Persson, D., Andersson, I., & Eklund, M. (2011). Defying aches and revaluating daily doing: Occupational perspectives on adjusting to chronic pain. Scandinavian Journal of Occupational Therapy, 18(3), 188-197. doi:



  1. You make some excellent points, Bronnie. Volition should be at the center of pacing strategy for our patients. I was working with a patient this week on feeding and nursing was telling me the patient was not eating her meals. Before addressing this in my goals, I asked the family and found out she’s always been a grazer. Eating a full meal is not what she does. Patient centered approach dictates that we always look at what is right for that individual patient, including when we work on pain management and pacing. Thanks again for the great read!

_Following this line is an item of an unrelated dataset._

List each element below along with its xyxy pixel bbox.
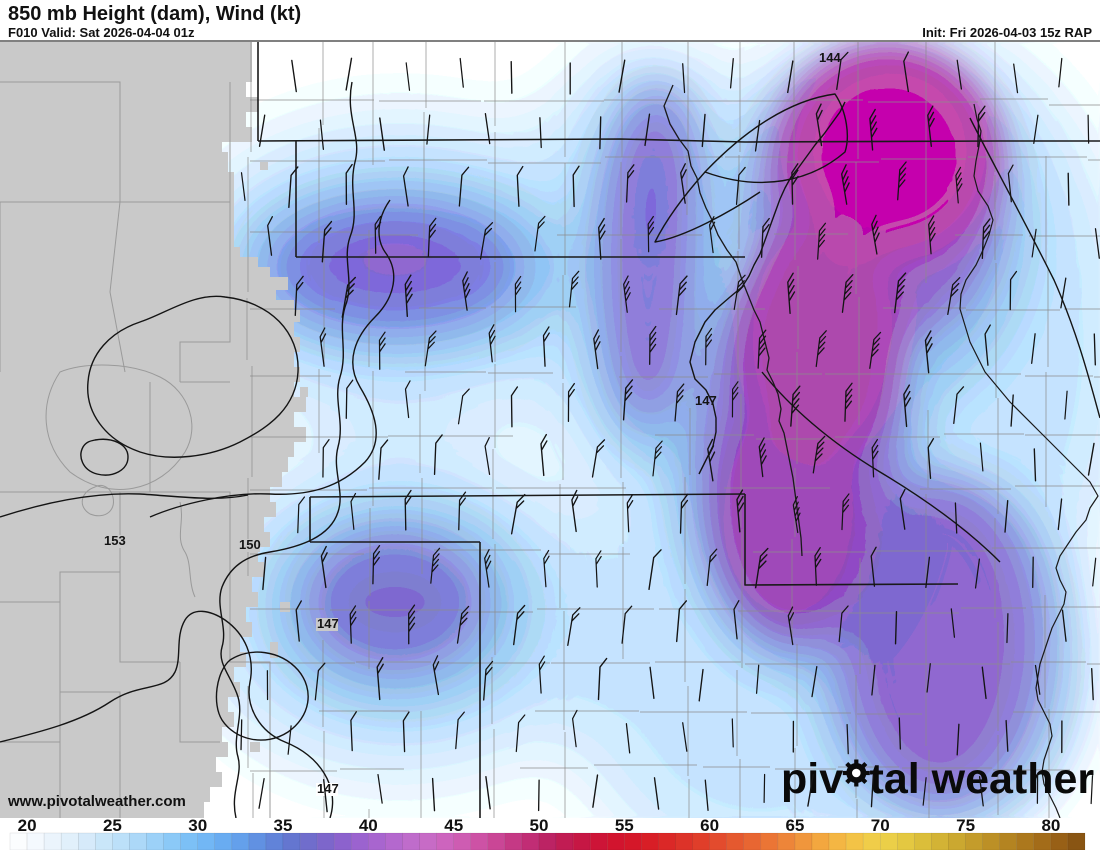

    1. Alexa, I totally agree – we have to be sensitive to values and longstanding habits: and in the end, it’s never our choices that matter in comparison with the decisions the person makes.

  2. Bronnie – I appreciate the idea of using pacing in a targeted way, as opposed to a daily strategy. I was expecting to see you include managing a bad flare (or helping a patient with very unstable symptoms) – have you not had success with that line of attack?

    1. Hi Jay, pacing isn’t really something I use for flare-ups because I have a flare-up management plan which is developed in advance with people (and of course for myself). Pacing at that time is a slightly different concept – how do we decide what is “achievable” and what can be done consistently? I prefer to have an established “baseline” or fallback position in which important activities for the day/week are planned, with restorative and refreshing opportunities built in throughout that time period. I suppose it is kind of like “pacing” except that the content of the “activity” component is more flexible, and the timing of the restorative breaks is dependent on what’s valued and what the activity components are. I aim not to use pain as a guide but instead use values to guide engagement, and mindfulness as a key strategy for being present instead of anticipating trouble or remembering the last time it all went belly up! I also help the person notice the thoughts and emotions they’re fused with (ie that they find they totally believe and which are at odds with values and committed actions) – by “de-fusing” from those thoughts and emotions, people can arrive at a choice point and decide on and ongoing basis, just what they want to remain committed to. It’s messy, fluid, flexible and permissive which can be hard for us as clinicians to go with! But it’s life and how we all live…

  3. Great post Bronnie! I think one of the issues is that we are only looking at activity in exertion measures and not assessing the lived experience of the activities of a person. The meaning, context, and individual experience of pleasure, productivity, restoration and social connection all play a role in every activity. The amount any activity is draining or restorative depends entirely on the individual. We need to dig a lot deeper into the human occupational experience than just pacing to help individuals in pain.

    1. Yes! Things like flow experiences, the importance a person places on what they do vs the importance they place on managing fatigue or pain, and the quality of each activity is something that hasn’t been factored into studies of pacing. The measures of pacing (including pedometers or accelerometers) don’t incorporate these contextual factors, making it difficult to truly understand daily decisions made by people. I think clinicians need to really think about the purpose of pacing before recommending it (and this might influence whether the person adopts it, or doesn’t).